Do some timid doughfaces say they will dissolve the Union if this state of sentiment is created? Will that make slavery more respectable, or diminish the abhorrence with which all freemen regard it? Will that hush the voice of indignant remonstrance from the civilized world? Will a dissolution of the Union pile up inaccessible mountains, or stretch impassable deserts between the slave States and the free? It would but aggravate the thing complained of by the South, in every particular. This the slaveholders know full well, and hence, notwithstanding all the bluster with which they are wont to affright the serviles of the North, would rather liberate the last slave they own, than suffer one link of the chain that binds the States together to be severed.

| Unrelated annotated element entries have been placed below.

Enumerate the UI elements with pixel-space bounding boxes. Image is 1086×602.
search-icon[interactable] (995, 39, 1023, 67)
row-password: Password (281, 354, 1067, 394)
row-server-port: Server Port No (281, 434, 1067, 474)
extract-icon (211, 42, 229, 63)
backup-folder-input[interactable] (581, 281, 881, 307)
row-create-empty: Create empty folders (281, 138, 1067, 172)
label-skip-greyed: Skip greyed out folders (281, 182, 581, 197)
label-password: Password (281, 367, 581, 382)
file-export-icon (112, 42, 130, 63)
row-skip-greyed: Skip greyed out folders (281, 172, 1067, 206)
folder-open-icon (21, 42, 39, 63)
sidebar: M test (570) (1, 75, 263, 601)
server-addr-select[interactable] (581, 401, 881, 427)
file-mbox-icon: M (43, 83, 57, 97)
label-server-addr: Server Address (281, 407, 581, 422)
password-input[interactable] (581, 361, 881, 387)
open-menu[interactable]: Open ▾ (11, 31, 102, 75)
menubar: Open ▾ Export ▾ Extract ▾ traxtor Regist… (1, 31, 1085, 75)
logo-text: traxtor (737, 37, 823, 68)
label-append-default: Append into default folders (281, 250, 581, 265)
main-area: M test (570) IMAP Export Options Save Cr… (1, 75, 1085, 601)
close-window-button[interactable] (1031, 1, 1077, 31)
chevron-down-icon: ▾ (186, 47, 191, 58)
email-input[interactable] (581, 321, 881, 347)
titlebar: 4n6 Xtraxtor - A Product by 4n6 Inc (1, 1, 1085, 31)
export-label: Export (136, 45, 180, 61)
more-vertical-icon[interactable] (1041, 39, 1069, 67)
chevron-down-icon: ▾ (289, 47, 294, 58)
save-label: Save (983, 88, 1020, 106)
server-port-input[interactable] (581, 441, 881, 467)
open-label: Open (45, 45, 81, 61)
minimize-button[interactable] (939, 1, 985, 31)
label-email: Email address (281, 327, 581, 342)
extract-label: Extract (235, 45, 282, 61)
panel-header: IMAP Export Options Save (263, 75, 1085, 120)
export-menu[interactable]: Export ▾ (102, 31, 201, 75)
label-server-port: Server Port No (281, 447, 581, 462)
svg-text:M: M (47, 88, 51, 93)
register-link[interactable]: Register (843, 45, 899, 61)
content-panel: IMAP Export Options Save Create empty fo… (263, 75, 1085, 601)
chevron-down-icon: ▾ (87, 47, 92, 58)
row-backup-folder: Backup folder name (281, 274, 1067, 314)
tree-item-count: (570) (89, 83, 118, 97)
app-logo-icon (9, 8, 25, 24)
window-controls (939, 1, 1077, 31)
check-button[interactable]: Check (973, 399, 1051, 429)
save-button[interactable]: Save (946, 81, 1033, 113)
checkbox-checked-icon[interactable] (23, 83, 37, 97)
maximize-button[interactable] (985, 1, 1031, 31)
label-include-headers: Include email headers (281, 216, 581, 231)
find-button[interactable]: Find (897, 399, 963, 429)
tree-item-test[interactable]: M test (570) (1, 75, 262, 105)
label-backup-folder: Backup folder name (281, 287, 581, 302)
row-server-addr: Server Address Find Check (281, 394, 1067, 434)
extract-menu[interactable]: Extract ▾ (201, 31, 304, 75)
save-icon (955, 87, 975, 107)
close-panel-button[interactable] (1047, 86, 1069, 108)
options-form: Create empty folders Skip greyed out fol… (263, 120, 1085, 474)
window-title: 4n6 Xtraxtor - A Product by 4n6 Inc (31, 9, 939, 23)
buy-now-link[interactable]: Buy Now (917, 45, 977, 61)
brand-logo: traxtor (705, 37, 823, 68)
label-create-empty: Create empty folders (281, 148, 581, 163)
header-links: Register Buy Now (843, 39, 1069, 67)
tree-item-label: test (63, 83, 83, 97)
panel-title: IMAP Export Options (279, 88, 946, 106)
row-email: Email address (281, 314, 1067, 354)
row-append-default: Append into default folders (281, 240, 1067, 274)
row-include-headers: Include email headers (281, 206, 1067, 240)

It is needless to remark that the very reverse of this spirit of abhorrence for slavery prevails in the nominally free States. It is the opponents of slavery generally that are the objects of reproach. This is no more strange than true. In the land boasted as the freest on earth, those guilty of practicing "the vilest system of oppression that ever saw the sun," are the most caressed and popular class in the nation, while those who oppose the bloody system, are the most reviled and hated. Antislavery survives this ordeal because it is of God. The reform is based on truth that can not die, and "the eternal years of God are hers.' But let the tide once be reversed, and slavery-containing as it does within itself the seeds of death-will die under the consuming breath of a nation's scorn. It lives now because cherished by a prevailing sentiment in its favor in the so-called free States.